Milwaukee Mayor Tom Barrett was the first to boldly call for study. For his own audit of school spending, he has been soliciting private philanthropic funds to pay to bring in authentic educational experts. Then, last week Gov. Jim Doyle courageously called for “a complete evaluation” of MPS. Wow. A mayoral study followed by a gubernatorial evaluation. Talk about a one-two punch to solve the problems of our schools.
Absurd Patterns
Still, proliferating studies and evaluations cannot help but notice a few absurd patternssuch as the fact that the state funding formula now punishes school districts for reducing spending.
Last fall, Milwaukee School Superintendent William Andrekopoulos stirred up a tax protest when he proposed a 16.4% property tax increase to make up for cuts in state funding to MPS. As a result, the school board reduced that tax increase to less than 10%. Well, guess what? Because MPS cut spending so drastically last year, it will get even less state aid this year. As a result, Andrekopoulos told the board last week, even if MPS spent exactly the same amount this year as last year, the tax levy for the district would go up 10%.

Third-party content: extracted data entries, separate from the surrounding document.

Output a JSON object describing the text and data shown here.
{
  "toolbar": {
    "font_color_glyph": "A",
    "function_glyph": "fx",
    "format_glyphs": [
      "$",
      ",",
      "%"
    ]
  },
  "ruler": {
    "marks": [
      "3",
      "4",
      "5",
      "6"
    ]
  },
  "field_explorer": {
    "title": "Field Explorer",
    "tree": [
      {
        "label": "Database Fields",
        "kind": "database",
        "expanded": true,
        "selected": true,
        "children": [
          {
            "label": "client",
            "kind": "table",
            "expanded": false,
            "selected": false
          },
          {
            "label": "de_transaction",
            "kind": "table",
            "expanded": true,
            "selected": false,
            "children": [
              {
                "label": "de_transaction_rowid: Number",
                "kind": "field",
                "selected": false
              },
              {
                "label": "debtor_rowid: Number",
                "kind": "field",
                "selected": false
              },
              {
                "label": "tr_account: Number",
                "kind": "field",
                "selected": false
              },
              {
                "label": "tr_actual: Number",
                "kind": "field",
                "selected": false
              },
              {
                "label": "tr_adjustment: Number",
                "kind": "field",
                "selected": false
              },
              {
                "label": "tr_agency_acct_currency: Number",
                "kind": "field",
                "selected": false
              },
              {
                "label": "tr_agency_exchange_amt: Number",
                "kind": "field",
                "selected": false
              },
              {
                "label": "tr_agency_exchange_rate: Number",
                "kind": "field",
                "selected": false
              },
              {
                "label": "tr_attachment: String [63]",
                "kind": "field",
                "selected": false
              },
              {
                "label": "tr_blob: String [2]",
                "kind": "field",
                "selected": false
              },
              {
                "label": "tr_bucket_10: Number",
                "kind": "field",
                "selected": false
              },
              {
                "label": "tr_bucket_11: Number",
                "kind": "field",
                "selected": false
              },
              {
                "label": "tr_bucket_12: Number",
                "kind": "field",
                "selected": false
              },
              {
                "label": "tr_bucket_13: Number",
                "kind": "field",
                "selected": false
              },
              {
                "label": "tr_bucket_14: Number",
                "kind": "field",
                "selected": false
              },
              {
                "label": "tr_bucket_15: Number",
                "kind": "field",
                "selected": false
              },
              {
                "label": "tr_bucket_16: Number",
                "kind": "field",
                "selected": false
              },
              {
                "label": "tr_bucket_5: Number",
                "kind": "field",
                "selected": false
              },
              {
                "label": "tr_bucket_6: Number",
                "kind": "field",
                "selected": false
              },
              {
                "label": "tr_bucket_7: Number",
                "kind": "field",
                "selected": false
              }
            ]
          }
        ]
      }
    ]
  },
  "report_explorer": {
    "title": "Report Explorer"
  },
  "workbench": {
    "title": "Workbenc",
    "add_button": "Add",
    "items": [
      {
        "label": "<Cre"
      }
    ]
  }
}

The state’s school funding formula has been seriously out of whack for decades. It’s obvious why politicians haven’t done anything to correct the inequities: Those who are most disadvantaged are poor urban districts and poor rural districts. Politically, those getting more than their fair share under the present formula are not moved by the plight of poor blacks or poor whites.
Without reforming the funding formula that fails to provide more financial resources for students with the greatest educational needs, reform of the structure of MPS or any other school district is beside the point.
Barrett denies he or any of his staff has been involved in the secret MMAC meetings on taking over MPS. But those who have been involved in the meetings say the bible that is being used to plan what would come next is a book titled The Education Mayor.
The book examines what has happened in cities where mayors have taken over the schools. Most of those cities, such as Washington, D.C., New York City and Chicago, bear little resemblance to Milwaukee.
Success has been mixed at best. Because mayors worry about elections, they tend to be more responsive to middle-class concerns about education. However, poor people and community groups appear to have even less of a voice. It sounds like an educational system that would appeal to insulated business leaders who have never bothered to talk to any poor people or community groups.